The other example, he was absolutely terrified of his partners having other partners. And by "terrified", I mean that he described his feelings in terms of someone going through a PTSD trigger episode and he used that to justify the use of PTSD therapy techniques to deal with it.
What I mean is that he admitted that he was having a totally irrational emotional meltdown at the very idea of his wife having a male partner. He owned up to that. But then he *
used* that to justify controlling his wife's behaviour. He ranked various sex acts from kissing to PIV, even breaking down different *
positions* for sex as their own separate item. Then his wife was not allowed to do each act until he went through a "desensitization" process that included first thinking about them doing the act, then talking about them doing the act, then them doing the act in front of him, and then finally doing the act without him present but her describing it afterwards. Each time resulted in shaking and a literal catatonic state, and only when he could do that stage without shaking and going catatonic could the wife and her boyfriend move to the next stage.
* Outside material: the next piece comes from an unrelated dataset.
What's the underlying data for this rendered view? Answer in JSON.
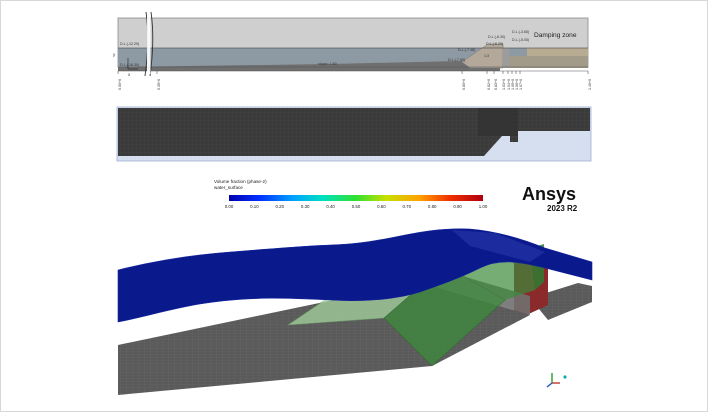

However, as the wife racked up individual sex acts that she was allowed to do with her boyfriend, this guy used that as "proof" that he was "getting over it". See? This is how PTSD is treated! There are papers on it! He's following an approved psychological method! It's science! How can it be wrong?
As I read through
Why Does He Do That, on the section on how individual psychotherapy and marriage counseling actually enables abusers because it doesn't attack the root issue and instead solidifies the attention back on the abuser (which is what he wants), this is so clearly what's happening here. He's going through the motions of being a "sensitive" man, of acknowledging his "feelings", but then he pawns off the responsibility for dealing with those feelings onto his female partners and backs up his actions with "logic" and "science" and "reason". And he never reached a point at which he had to stop "desensitizing" himself to things, he just got "desensitized" to specific actions. He still "needed" this massively invasive controlling behaviour because he never stopped feeling his feelings. He just moved various activities in and out of the "trigger" category by making his partner responsible for "triggering" him.
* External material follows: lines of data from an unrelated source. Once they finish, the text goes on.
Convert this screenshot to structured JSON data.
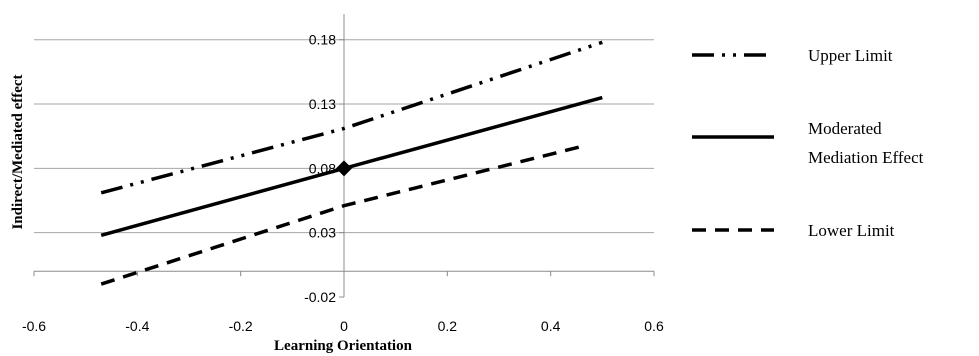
{
  "chart_data": {
    "type": "line",
    "xlabel": "Learning Orientation",
    "ylabel": "Indirect/Mediated effect",
    "xlim": [
      -0.6,
      0.6
    ],
    "ylim": [
      -0.02,
      0.2
    ],
    "x_ticks": [
      "-0.6",
      "-0.4",
      "-0.2",
      "0",
      "0.2",
      "0.4",
      "0.6"
    ],
    "y_ticks": [
      "-0.02",
      "0.03",
      "0.08",
      "0.13",
      "0.18"
    ],
    "grid": "horizontal",
    "legend_position": "right",
    "series": [
      {
        "name": "Upper Limit",
        "style": "dash-dot-dot",
        "x": [
          -0.47,
          0.0,
          0.5
        ],
        "y": [
          0.061,
          0.111,
          0.178
        ]
      },
      {
        "name": "Moderated Mediation Effect",
        "name_lines": [
          "Moderated",
          "Mediation Effect"
        ],
        "style": "solid",
        "x": [
          -0.47,
          0.0,
          0.5
        ],
        "y": [
          0.028,
          0.08,
          0.135
        ]
      },
      {
        "name": "Lower Limit",
        "style": "dashed",
        "x": [
          -0.47,
          0.0,
          0.47
        ],
        "y": [
          -0.01,
          0.051,
          0.098
        ]
      }
    ],
    "marker": {
      "x": 0.0,
      "y": 0.08,
      "shape": "diamond"
    }
  }
}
He, like so many others, can't just say that he's having strong feelings and those feelings are making him act like an asshole because it's hard not to act like an asshole when you're feeling strong feels. Just, will guys just fucking start owning up to lashing out in feelings for a change? Maybe then we can start moving onto what to do about those feelings so that you don't act like an asshole in response to them, but right now I'd settle for guys who just own it first.
And you? You right there? The guy who is shaking his head in amazement at all the assholes I've known and feeling just a little bit smug that you don't do this (or you stopped doing this)? Yeah, you probably still do.